Janden may get a shade more pale at the mention of all the horrible things that could put a ship to the bottom of the sea. Would the journey by land be so bad? He nods slowly as the king explains the plan, smiling along with the words. “A fair surprise that will be, your grace. I’m sure the diligence has been done - but this man can be trusted? Leading a portion of the fleet into a reef while the rest is flanked in the cove would be a poor fate for us.” The knight pauses, uncertain about questioning the king in such a way. But, it has already been said.

“I wouldn’t trust his honor,” says the king, with an airy, self-assured manner. “But his love for his wife and children? yes. He knows what fate will meet them if he leads us astray.” Of such things are kings made, to talk lightly about such matters. The king tucks away the far-eye then, behind his belt, and leans against the rail to look down into the water; there’s a dolphin swimming beside the galley, just under the water.

The Young Dragon laughs with simple amusement, and points down at the water. “Do you see that, ser? The Myrish say it’s a good omen; Alyn told me that once.”

Janden provides little reaction to the statement. Times of war call for less than honorable tactics. “That is reassuring. It’s good, then. This surprise landing should give us an advantage to begin and we’ll fight to retain that advantage on land. I’m no great mind for strategy on a grand scale myself, but I know you, your grace, and many of the other knights and Lords have a keen eye for it. It gives a man confidence when following orders.”

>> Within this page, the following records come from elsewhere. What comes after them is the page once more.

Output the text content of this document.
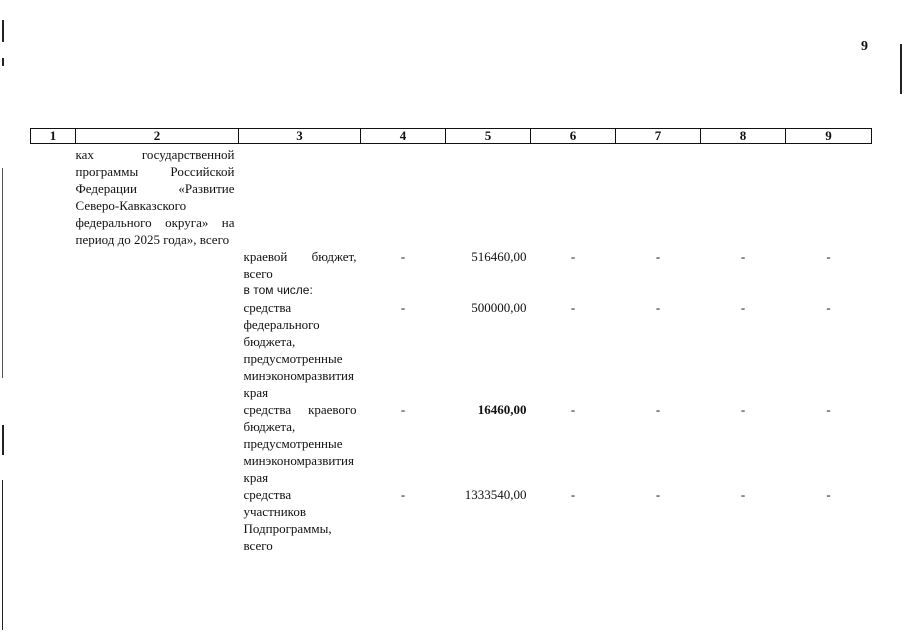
9
1	2	3	4	5	6	7	8	9
ках государственной программы Российской Федерации «Развитие Северо-Кавказского федерального округа» на период до 2025 года», всего								
		краевой бюджет, всего	-	516460,00	-	-	-	-
		в том числе:						
		средства федерального бюджета, предусмотренные минэкономразвития края	-	500000,00	-	-	-	-
		средства краевого бюджета, предусмотренные минэкономразвития края	-	16460,00	-	-	-	-
		средства участников Подпрограммы, всего	-	1333540,00	-	-	-	-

The Melcolm knight watches as the king points, but he can’t see. He steps foward, reaching out his hands and grasping the railing, knuckles white with the tightness of his grip. He looks down and nods, spotting the dolphin. “I’ve heard that myself. And I’m one who is happy to have as many good omens going to war as possible. Bring your friends!” He calls the last down to the dolphin, grinning a moment, before recalling his current company.

Daeron laughs again, amused. The dolphin leaps out of the water at one point, then turns to swim upside down back towards the rear of the ship before turning, twisting, and darting off again. In the direction there goes, a number of fins can be seen cresting the water, a whole pod of dolphins. “Well. That seemed to have worked, ser,” the king says at last, straightening. He glances up to the sky, to search for clouds, or perhaps to gauge the time, and then he says, “In the next days, I will be consulting with my bannermen and captains. Feel free to accompany Ser Andry, when the time comes to discuss the outriders.”

And with that, the king seems to decide it’s time to go about his business—there’s been endless consultations, will manner of knights and lords, sellsword captains and victuallers, horse masters and armorers and engineers, and Daeron has carried them out tirelessly. “A good day to you, Ser Janden,” Daeron says, before he departs.